2. At an Anchor defined in space to which a pipe support is attached, a “dummy” element has to be added. This additional element should be defined such that the Local Coordinate System for this element should be the same as the Local Coordinate System of the attached Anchor.
Example 1: Flexible Anchor
Nodes on most large equipment are modeled as rigid anchors. If you need to specify a non-rigid (i.e., flexible) anchor (for example at a nozzle to include vessel flexibility), you can input those stiffnesses by editing the anchor.
Double click on the anchor to show the anchor dialog.
By default the anchor has all stiffnesses rigid, no releases for hanger selection and no specified displacements.

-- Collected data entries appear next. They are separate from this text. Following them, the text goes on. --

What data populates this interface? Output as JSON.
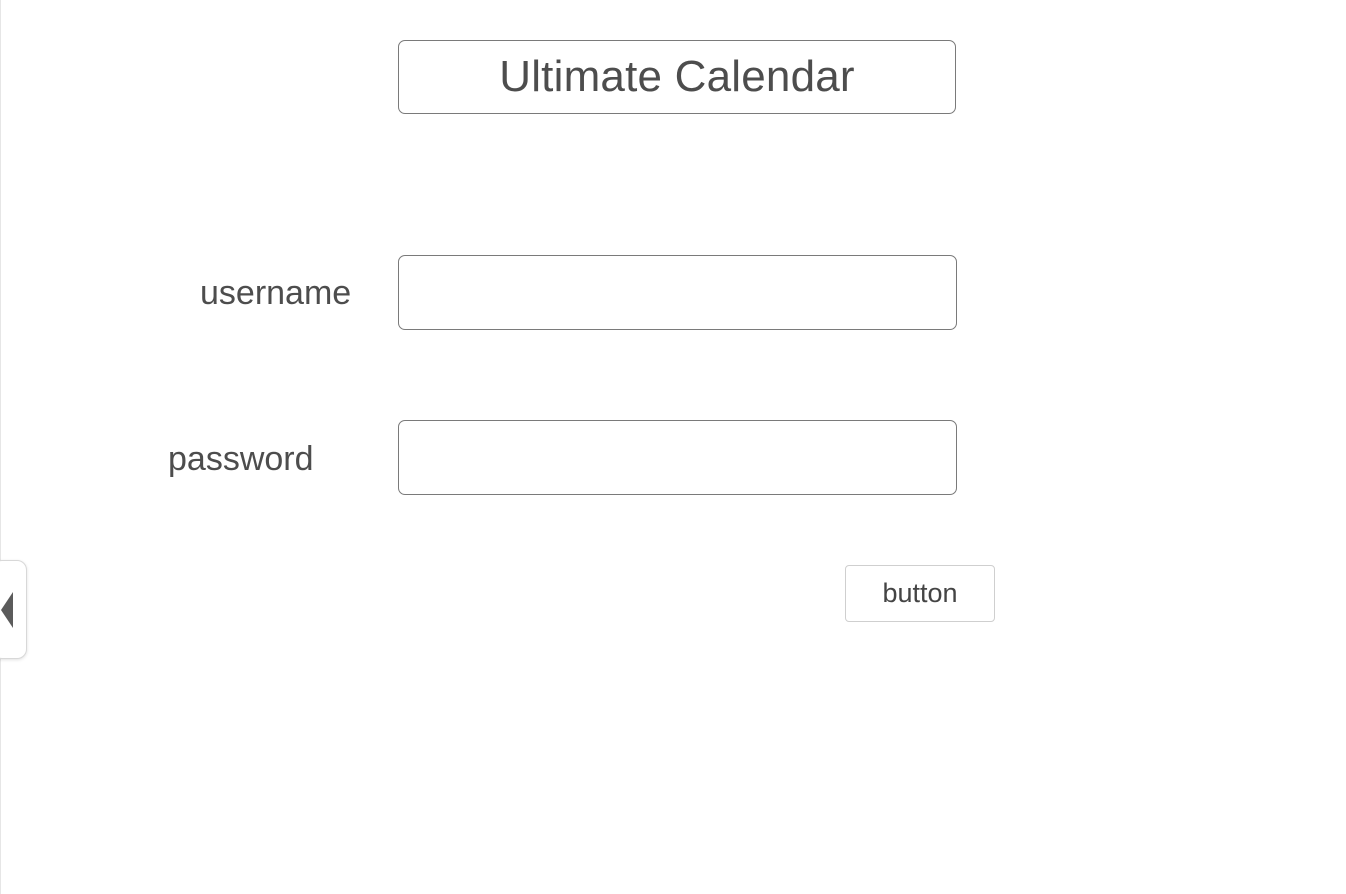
{
  "app": {
    "title": "Ultimate Calendar"
  },
  "login_form": {
    "username_label": "username",
    "username_value": "",
    "password_label": "password",
    "password_value": "",
    "submit_label": "button"
  },
  "side_panel": {
    "toggle_icon": "chevron-left-icon"
  },
  "colors": {
    "border": "#7a7a7a",
    "text": "#4d4d4d",
    "background": "#ffffff"
  }
}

The stiffness fields are grayed, i.e., non-editable and the Rigid checkbox is checked. Click on the Rigid checkbox to uncheck it. The stiffness fields now become editable.
Type in the required stiffness values and press Enter or click on OK. The anchor definition shown in the next figure is now modified to be a flexible anchor.

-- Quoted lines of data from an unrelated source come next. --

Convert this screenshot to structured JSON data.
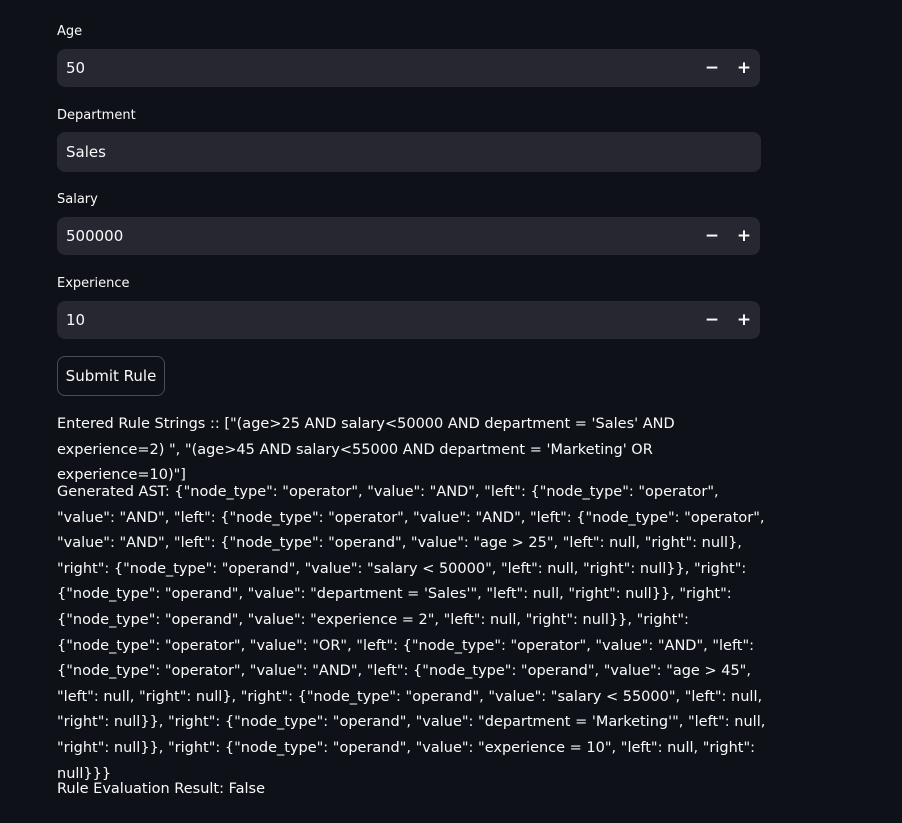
{
  "form": {
    "age": {
      "label": "Age",
      "value": "50",
      "minus_symbol": "−",
      "plus_symbol": "+"
    },
    "department": {
      "label": "Department",
      "value": "Sales"
    },
    "salary": {
      "label": "Salary",
      "value": "500000",
      "minus_symbol": "−",
      "plus_symbol": "+"
    },
    "experience": {
      "label": "Experience",
      "value": "10",
      "minus_symbol": "−",
      "plus_symbol": "+"
    },
    "submit_label": "Submit Rule"
  },
  "output": {
    "entered_rules": "Entered Rule Strings :: [\"(age>25 AND salary<50000 AND department = 'Sales' AND experience=2) \", \"(age>45 AND salary<55000 AND department = 'Marketing' OR experience=10)\"]",
    "generated_ast": "Generated AST: {\"node_type\": \"operator\", \"value\": \"AND\", \"left\": {\"node_type\": \"operator\", \"value\": \"AND\", \"left\": {\"node_type\": \"operator\", \"value\": \"AND\", \"left\": {\"node_type\": \"operator\", \"value\": \"AND\", \"left\": {\"node_type\": \"operand\", \"value\": \"age > 25\", \"left\": null, \"right\": null}, \"right\": {\"node_type\": \"operand\", \"value\": \"salary < 50000\", \"left\": null, \"right\": null}}, \"right\": {\"node_type\": \"operand\", \"value\": \"department = 'Sales'\", \"left\": null, \"right\": null}}, \"right\": {\"node_type\": \"operand\", \"value\": \"experience = 2\", \"left\": null, \"right\": null}}, \"right\": {\"node_type\": \"operator\", \"value\": \"OR\", \"left\": {\"node_type\": \"operator\", \"value\": \"AND\", \"left\": {\"node_type\": \"operator\", \"value\": \"AND\", \"left\": {\"node_type\": \"operand\", \"value\": \"age > 45\", \"left\": null, \"right\": null}, \"right\": {\"node_type\": \"operand\", \"value\": \"salary < 55000\", \"left\": null, \"right\": null}}, \"right\": {\"node_type\": \"operand\", \"value\": \"department = 'Marketing'\", \"left\": null, \"right\": null}}, \"right\": {\"node_type\": \"operand\", \"value\": \"experience = 10\", \"left\": null, \"right\": null}}}",
    "evaluation_result": "Rule Evaluation Result: False"
  }
}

Example 2: Rigid Vertical Support with Foundation Settlement
Assume that you need to model a vertical support on a foundation that has settled using ASME Section III Class 2 (1980) code for code compliance.
Vertical settlement (–Y) = 6 inches.
First, set the piping code to ASME Section III, which has a provision for Settlement load case, using the menu Options > Analysis > Code in the Layout window.

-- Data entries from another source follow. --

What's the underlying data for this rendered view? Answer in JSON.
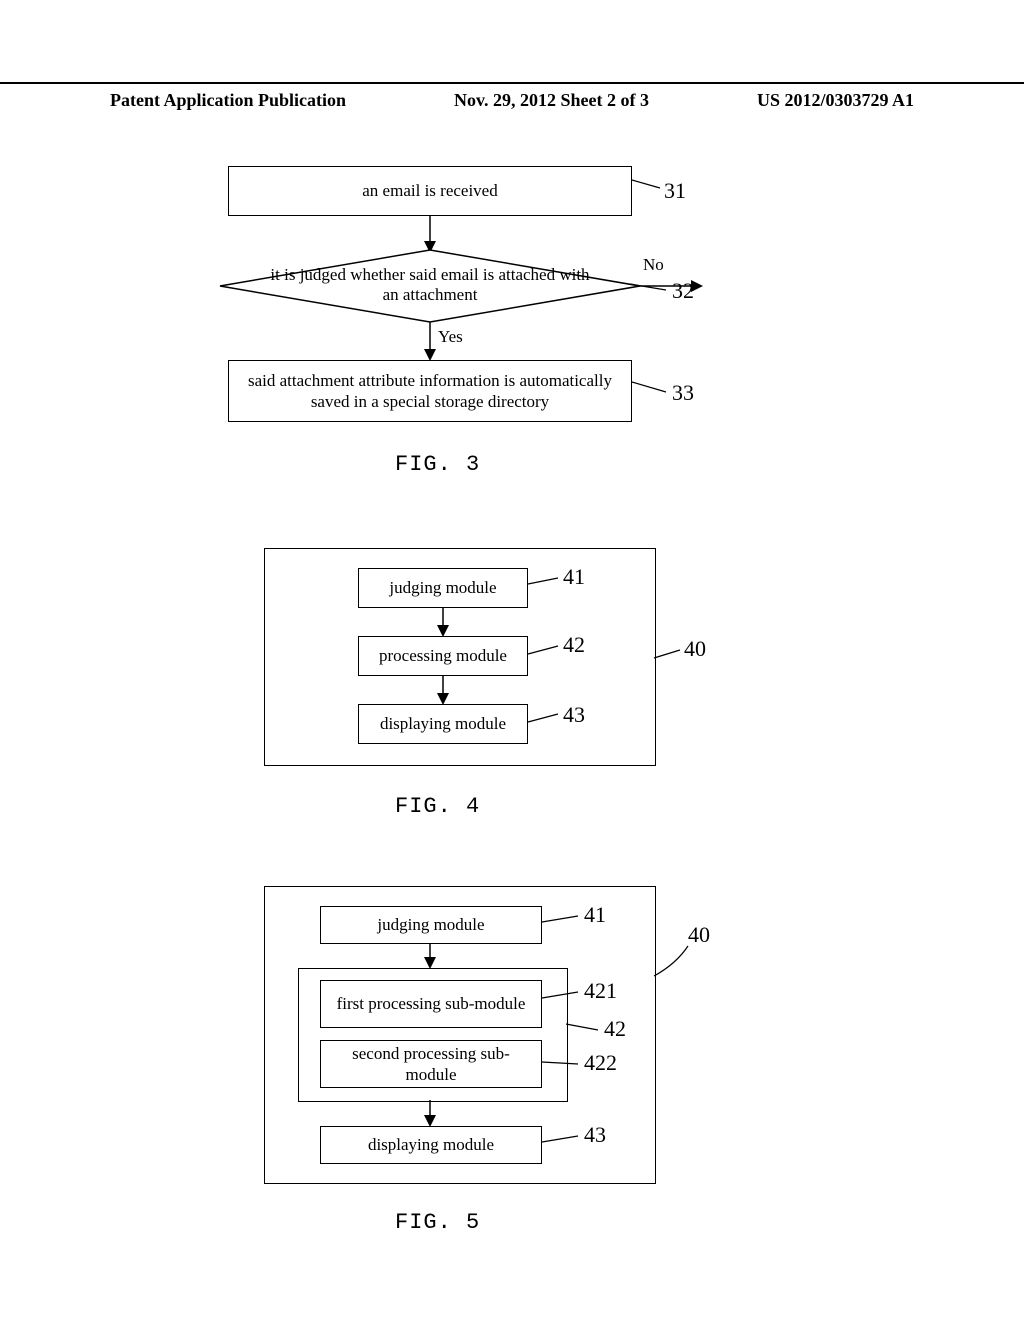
{
  "header": {
    "left": "Patent Application Publication",
    "center": "Nov. 29, 2012  Sheet 2 of 3",
    "right": "US 2012/0303729 A1"
  },
  "fig3": {
    "caption": "FIG. 3",
    "step31": "an email is received",
    "dec32": "it is judged whether said email is attached with an attachment",
    "no": "No",
    "yes": "Yes",
    "step33": "said attachment attribute information is automatically saved in a special storage directory",
    "ref31": "31",
    "ref32": "32",
    "ref33": "33"
  },
  "fig4": {
    "caption": "FIG. 4",
    "m41": "judging module",
    "m42": "processing module",
    "m43": "displaying module",
    "ref41": "41",
    "ref42": "42",
    "ref43": "43",
    "ref40": "40"
  },
  "fig5": {
    "caption": "FIG. 5",
    "m41": "judging module",
    "m421": "first processing sub-module",
    "m422": "second processing sub-module",
    "m43": "displaying module",
    "ref41": "41",
    "ref421": "421",
    "ref42": "42",
    "ref422": "422",
    "ref43": "43",
    "ref40": "40"
  }
}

Next, create a rigid vertical support at the required node. Press “a” in the Data field to input a default anchor.
Next, edit the anchor so that it acts as a vertical support only, by modifying the stiffnesses similar to Example 1 so that only a Rigid stiffness KY in the Y direction remains.
Now the anchor is modified to act as a Vertical 2-way rigid support. Click on the Displacements button and type in –6 (inch) for Settlement under Y. You could also input thermal and seismic displacements if required.
The anchor is now modified to be a rigid vertical support with a specified settlement displacement.
Example 3: Anchor Release during Hanger Design
CAEPIPE lets you model equipment nozzles as anchors. Assume that you had one on a turbine, as shown above, and that you have placed a hanger nearby. The main purpose of this hanger would be to carry most of the piping weight that would have been imposed on the nearby turbine nozzle if not for the hanger. To let CAEPIPE do that, you will have to release all six degrees of freedom of the Anchor during hanger design so that the hanger will be designed to carry most of the piping weight.
First, enter an anchor for the node and then double click on it to edit it.
Click on the checkboxes for Releases for hanger selection in the required directions (X, Y, Z, XX, YY, ZZ). The anchor will be released in the specified directions during hanger design.
CAEPIPE restores the anchor to its original state (of no releases) after completing the preliminary hot load calculation during hanger design. Refer to the section on Hanger Design Procedure for further details.